EXIST-1 (NCT00789828), a randomized, double-blind, phase 3 trial, demonstrated that everolimus, an mTOR inhibitor, was superior to placebo for reducing SEGA volume in patients with TSC. Long-term safety and efficacy of everolimus were examined using data available 11-January-2013.

Methods

Patients (median age, 9.5years [range, 0.8-26.6years]) received 4.5mg/m²/day oral everolimus (n=78; titrated to a target trough 5-15ng/mL) or placebo (n=39). SEGA response rate (primary endpoint) was defined as proportion of patients with ≥50% reduction in sum of volumes of all target SEGA (≥1 SEGA ≥1 cm in longest diameter) versus baseline. Adverse events (AEs) were monitored at every visit.

Results

Everolimus was superior to placebo for SEGA response rate (34.6% vs 0.0% P˂0.0001; original cut-off, 02-March-2011). Following positive results for original cut-off, placebo patients were offered open-label everolimus in the study’s extension phase. As of 11-January-2013, 111 patients received ≥1 dose of everolimus and were included in this extension analysis.
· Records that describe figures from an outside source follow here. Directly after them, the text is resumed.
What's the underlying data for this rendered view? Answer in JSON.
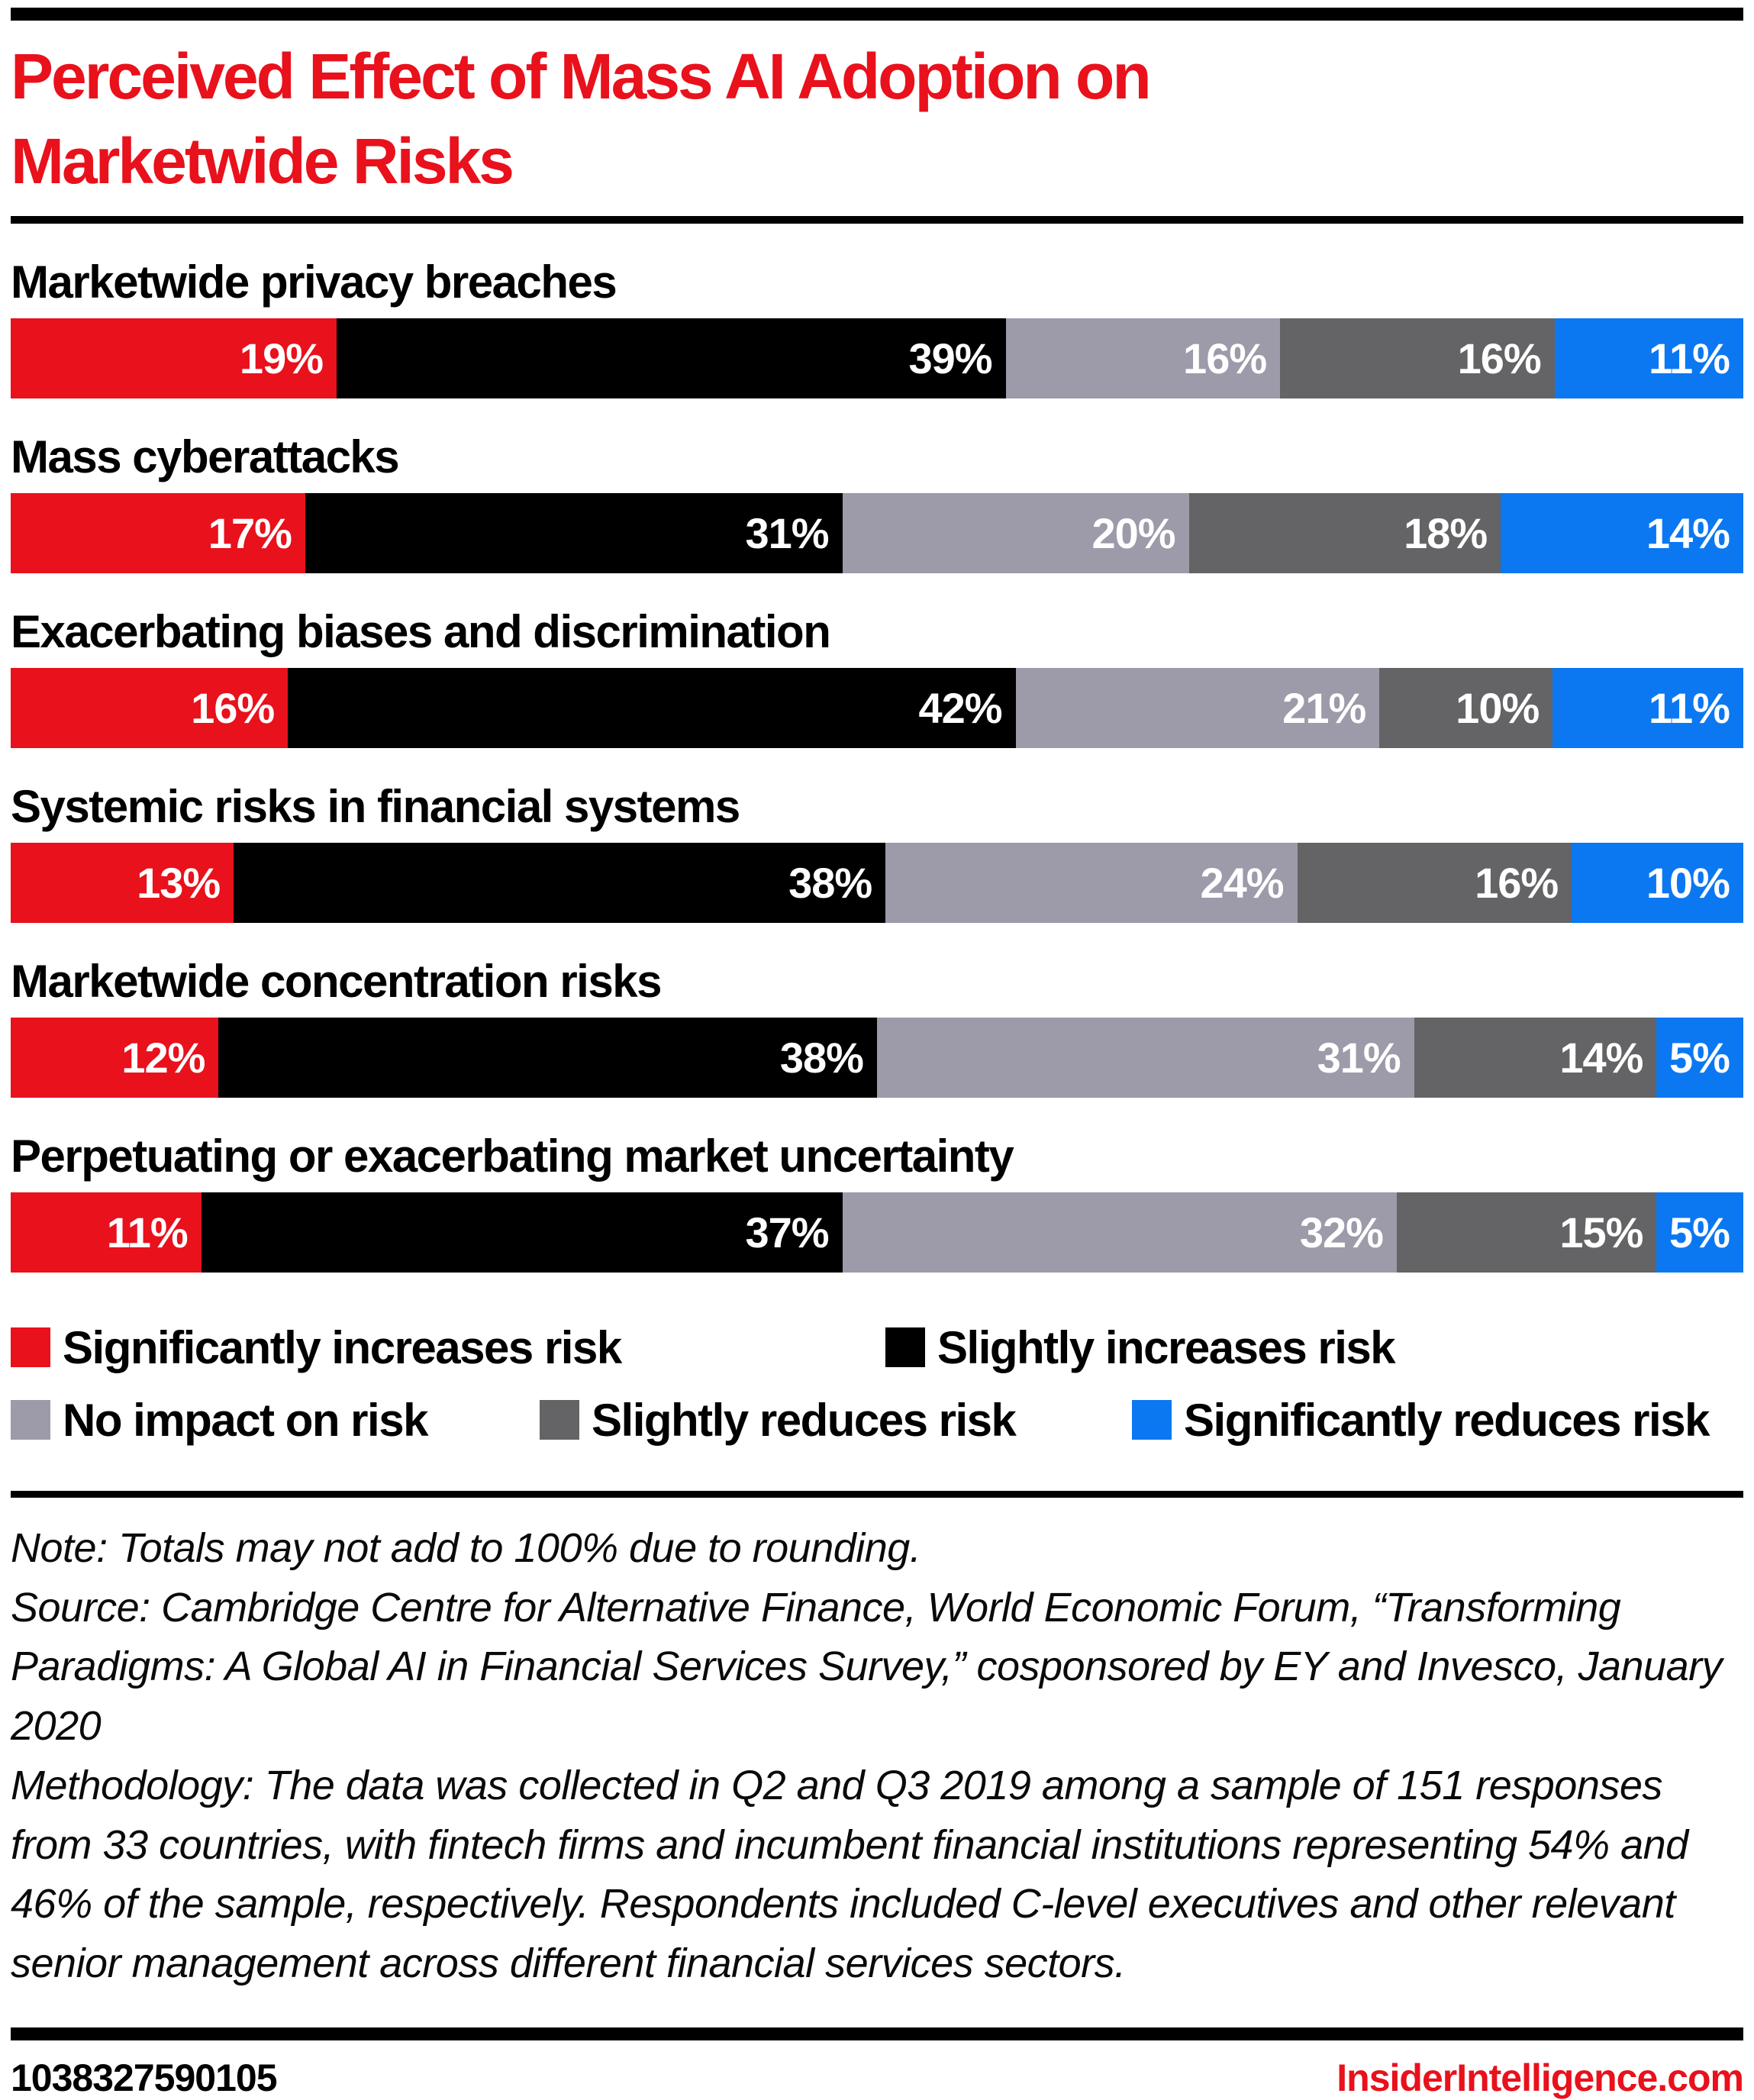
{
  "title": {
    "line1": "Perceived Effect of Mass AI Adoption on",
    "line2": "Marketwide Risks"
  },
  "chart_data": {
    "type": "bar",
    "stacked": true,
    "orientation": "horizontal",
    "title": "Perceived Effect of Mass AI Adoption on Marketwide Risks",
    "legend_position": "bottom",
    "value_label_style": "percent, white, inside right edge of each segment",
    "categories": [
      "Marketwide privacy breaches",
      "Mass cyberattacks",
      "Exacerbating biases and discrimination",
      "Systemic risks in financial systems",
      "Marketwide concentration risks",
      "Perpetuating or exacerbating market uncertainty"
    ],
    "series": [
      {
        "name": "Significantly increases risk",
        "color": "#e8111c",
        "values": [
          19,
          17,
          16,
          13,
          12,
          11
        ]
      },
      {
        "name": "Slightly increases risk",
        "color": "#000000",
        "values": [
          39,
          31,
          42,
          38,
          38,
          37
        ]
      },
      {
        "name": "No impact on risk",
        "color": "#9d9aa9",
        "values": [
          16,
          20,
          21,
          24,
          31,
          32
        ]
      },
      {
        "name": "Slightly reduces risk",
        "color": "#646365",
        "values": [
          16,
          18,
          10,
          16,
          14,
          15
        ]
      },
      {
        "name": "Significantly reduces risk",
        "color": "#0b78f2",
        "values": [
          11,
          14,
          11,
          10,
          5,
          5
        ]
      }
    ],
    "cell_labels": [
      [
        "19%",
        "39%",
        "16%",
        "16%",
        "11%"
      ],
      [
        "17%",
        "31%",
        "20%",
        "18%",
        "14%"
      ],
      [
        "16%",
        "42%",
        "21%",
        "10%",
        "11%"
      ],
      [
        "13%",
        "38%",
        "24%",
        "16%",
        "10%"
      ],
      [
        "12%",
        "38%",
        "31%",
        "14%",
        "5%"
      ],
      [
        "11%",
        "37%",
        "32%",
        "15%",
        "5%"
      ]
    ]
  },
  "notes": {
    "note": "Note: Totals may not add to 100% due to rounding.",
    "source": "Source: Cambridge Centre for Alternative Finance, World Economic Forum, “Transforming Paradigms: A Global AI in Financial Services Survey,” cosponsored by EY and Invesco, January 2020",
    "methodology": "Methodology: The data was collected in Q2 and Q3 2019 among a sample of 151 responses from 33 countries, with fintech firms and incumbent financial institutions representing 54% and 46% of the sample, respectively. Respondents included C-level executives and other relevant senior management across different financial services sectors."
  },
  "footer": {
    "chart_id": "1038327590105",
    "brand": "InsiderIntelligence.com"
  },
  "colors": {
    "accent_red": "#e8111c",
    "light_gray": "#9d9aa9",
    "dark_gray": "#646365",
    "blue": "#0b78f2"
  }
}
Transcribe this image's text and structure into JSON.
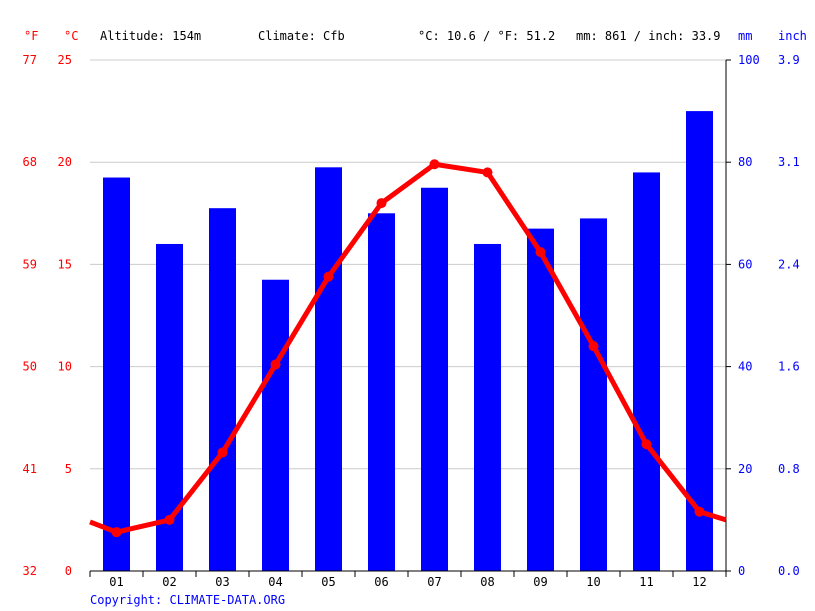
{
  "header": {
    "unit_f": "°F",
    "unit_c": "°C",
    "altitude": "Altitude: 154m",
    "climate": "Climate: Cfb",
    "avg_temp": "°C: 10.6 / °F: 51.2",
    "precip": "mm: 861 / inch: 33.9",
    "unit_mm": "mm",
    "unit_inch": "inch"
  },
  "copyright": "Copyright: CLIMATE-DATA.ORG",
  "colors": {
    "temperature": "#ff0000",
    "precipitation": "#0000ff",
    "grid": "#cccccc",
    "axis": "#000000"
  },
  "chart_data": {
    "type": "bar",
    "categories": [
      "01",
      "02",
      "03",
      "04",
      "05",
      "06",
      "07",
      "08",
      "09",
      "10",
      "11",
      "12"
    ],
    "series": [
      {
        "type": "bar",
        "axis": "right",
        "unit": "mm",
        "values": [
          77,
          64,
          71,
          57,
          79,
          70,
          75,
          64,
          67,
          69,
          78,
          90
        ]
      },
      {
        "type": "line",
        "axis": "left",
        "unit": "°C",
        "values": [
          1.9,
          2.5,
          5.8,
          10.1,
          14.4,
          18.0,
          19.9,
          19.5,
          15.6,
          11.0,
          6.2,
          2.9
        ],
        "edge_start": 2.4,
        "edge_end": 2.5
      }
    ],
    "left_axis": {
      "label": "°C",
      "ticks": [
        0,
        5,
        10,
        15,
        20,
        25
      ],
      "ylim": [
        0,
        25
      ]
    },
    "left_outer_axis": {
      "label": "°F",
      "ticks": [
        32,
        41,
        50,
        59,
        68,
        77
      ]
    },
    "right_axis": {
      "label": "mm",
      "ticks": [
        0,
        20,
        40,
        60,
        80,
        100
      ],
      "ylim": [
        0,
        100
      ]
    },
    "right_outer_axis": {
      "label": "inch",
      "ticks": [
        "0.0",
        "0.8",
        "1.6",
        "2.4",
        "3.1",
        "3.9"
      ]
    },
    "grid": true
  }
}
Median treatment duration of everolimus was 29.3months and SEGA response rate was 48.6% (95% confidence interval [CI], 39.0-58.3%). As of 11-January-2013, median time to SEGA progression was not reached; however, SEGA progressions were observed for 9 (8.1%) patients. Most AEs continued to be grade 1 or 2. The most frequent serious adverse events occurring in more than 3% of patients were pneumonia (10.8%), pyrexia (4.5%), gastroenteritis (3.6%), and convulsion (3.6%).

Conclusion

Everolimus continued to reduce SEGA volume with no new safety concerns.